Because, you see, the problem with the societal stigma of mental illness is that we try so valiantly to hide it.                                                                                                                                                                                                     If my joy seems unrestrained; I’m faking it.                                                                                                                                                                                                                                                                                                                  Because I feel like I have to.                                                                                                                                                                                                                                                                                                                                              Because I feel guilty for my lack of happiness, my ingratitude.                                                                                                                                                                                                                                                                               Because I am sure that you would not love me depressed.

Depression is insidious, it’s sneaky, it’s a chameleon.
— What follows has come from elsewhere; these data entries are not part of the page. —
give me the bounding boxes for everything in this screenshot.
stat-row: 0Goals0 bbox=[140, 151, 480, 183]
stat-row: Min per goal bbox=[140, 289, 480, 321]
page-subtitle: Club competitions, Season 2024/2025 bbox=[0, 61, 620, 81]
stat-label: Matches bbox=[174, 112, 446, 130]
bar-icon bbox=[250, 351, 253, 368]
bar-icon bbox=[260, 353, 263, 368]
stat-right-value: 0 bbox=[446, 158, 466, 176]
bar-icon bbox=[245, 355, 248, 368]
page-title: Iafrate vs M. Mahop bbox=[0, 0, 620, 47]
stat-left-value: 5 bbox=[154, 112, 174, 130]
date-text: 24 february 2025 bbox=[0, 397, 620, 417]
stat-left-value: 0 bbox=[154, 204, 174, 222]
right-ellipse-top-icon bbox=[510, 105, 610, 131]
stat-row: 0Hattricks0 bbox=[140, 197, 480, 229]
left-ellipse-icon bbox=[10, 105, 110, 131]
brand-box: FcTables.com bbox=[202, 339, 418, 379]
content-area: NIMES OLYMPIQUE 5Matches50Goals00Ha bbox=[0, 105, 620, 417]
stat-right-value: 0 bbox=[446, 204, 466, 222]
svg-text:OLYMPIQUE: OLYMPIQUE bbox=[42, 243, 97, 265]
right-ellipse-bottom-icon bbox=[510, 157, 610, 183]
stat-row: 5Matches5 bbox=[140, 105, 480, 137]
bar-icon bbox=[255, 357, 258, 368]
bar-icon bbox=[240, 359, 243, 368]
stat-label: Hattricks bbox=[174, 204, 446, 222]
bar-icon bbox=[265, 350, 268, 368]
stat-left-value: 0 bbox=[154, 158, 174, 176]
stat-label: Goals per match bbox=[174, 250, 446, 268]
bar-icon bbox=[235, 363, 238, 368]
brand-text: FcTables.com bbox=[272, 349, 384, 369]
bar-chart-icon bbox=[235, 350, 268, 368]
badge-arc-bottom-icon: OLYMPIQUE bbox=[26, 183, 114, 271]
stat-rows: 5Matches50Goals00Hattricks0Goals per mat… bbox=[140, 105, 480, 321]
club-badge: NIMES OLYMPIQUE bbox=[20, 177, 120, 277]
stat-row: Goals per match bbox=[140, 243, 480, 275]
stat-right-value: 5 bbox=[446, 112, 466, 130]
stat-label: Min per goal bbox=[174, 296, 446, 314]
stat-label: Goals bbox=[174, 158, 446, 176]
I can not tell you how often I don’t even recognize it in myself.                                                                                                                                                                                       For me so many of my “positive” qualities are the children of my depression.                                                                                                                                                                                                                                                              I am organized because chaos terrifies me (literally terrifies me).                                                                                                                                                                                                                                                                           Neat because disorder in my surroundings is actually physically painful.                                                                                                                                                                                                                                                            Clean because it makes me feel as though I have control.                                                                                                                                                                                                                                                                                                 I do activism because the thing that best distracts me from my own darkness is dealing with someone else’s real, concrete problems.                                                                                                                                                        I smile because you can’t know I’m sad.

So, in the interest of awareness, I offer you this: you may never be able to tell the difference between my real smile and a faked one, and I believe this to be true of most people living with depression, but you can make it less important for me to pretend. When we ask someone how they are we should encourage a true answer. We should be welcoming of the hard to hear response. We should take encouragement in each others’ honest challenges and offer solace in the form of solidarity. If we can hear each other, we are far less likely to lose each other. Don’t ever take for granted that a smile equals happiness.